指揮 ダニエル・ハーディング
ジョシュア・ベル(ヴァイオリン)
ブリテン ピーター・グライムズより4つの海の間奏曲
ブラームス ヴァイオリン協奏曲
「路上パフォーマーに扮し、ストラディバリを駆使して地下鉄構内で演奏したら注目されるか」という実験を敢行。見事に皆から無視されたというオモロイ話題を提供してくれたジョシュア・ベル。彼の演奏を聴いたのはものすごく久しぶりだが、見かけが全然変わってない。相変わらず若くてカッコイイ。ええのう。
しかも、自らの腕前に酔っているかのようなカッコつけ演奏スタイルまで全然変わっておらず、笑った。

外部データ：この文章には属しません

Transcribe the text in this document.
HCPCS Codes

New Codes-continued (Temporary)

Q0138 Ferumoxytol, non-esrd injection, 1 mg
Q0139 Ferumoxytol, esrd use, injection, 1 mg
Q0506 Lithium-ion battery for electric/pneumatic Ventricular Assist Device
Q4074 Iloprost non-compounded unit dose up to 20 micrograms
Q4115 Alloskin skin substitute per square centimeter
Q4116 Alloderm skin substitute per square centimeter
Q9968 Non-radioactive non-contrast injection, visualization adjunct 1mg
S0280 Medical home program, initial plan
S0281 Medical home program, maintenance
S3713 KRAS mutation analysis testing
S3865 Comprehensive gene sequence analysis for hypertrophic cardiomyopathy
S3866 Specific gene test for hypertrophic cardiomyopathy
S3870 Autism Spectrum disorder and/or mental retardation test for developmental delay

弾いている姿を見ていると「そんな大げさなアクションが必要か?」とツッコミを入れたくなるので、純粋に音楽を評価しようと思い、しばらく目をつぶって聴いてみた。そしたら、いつの間にかこっくり。周囲の拍手で目が覚めた。ああ、終わっちゃったのね(笑)。
・・・いやいや、(笑)じゃねえっつうの。
まったく困ったもんだ。(誰が? 俺? ベル?)
メインのロメジュリ抜粋。
私はこの曲をよく知っている。劇的交響曲と銘打っているが、全曲版は合唱が入り、ソロ歌手が入って、情景が分かるようになっている。
オペラがそうであるように、物語を伴う音楽の中で、その中核を担うのは歌なのだと思う。歌が入ると、音楽はドラマチックに動き出す。そして、このロメジュリもその例外ではない。
メゾ・ソプラノが歌う美しい愛の詩、バスのロランス神父が歌う和解の呼び掛け。誰もが心打たれる肝心の場面が、管弦楽バージョンだと抜け落ちてしまう。
残念だった。物足りなかった。
実現が簡単ではないのは百も承知。お金もかかる。それでもやっぱり合唱を付け(日本の団体だっていいじゃないか)、ソリストを呼び、本格的全曲演奏に臨んでほしかった。天下のパリ管だぜ?
でも、結局そういうわけでさ、一番満足したのはピーター・グライムズになってしまったわけ。
ま、それはそれで全然いいんだけどね。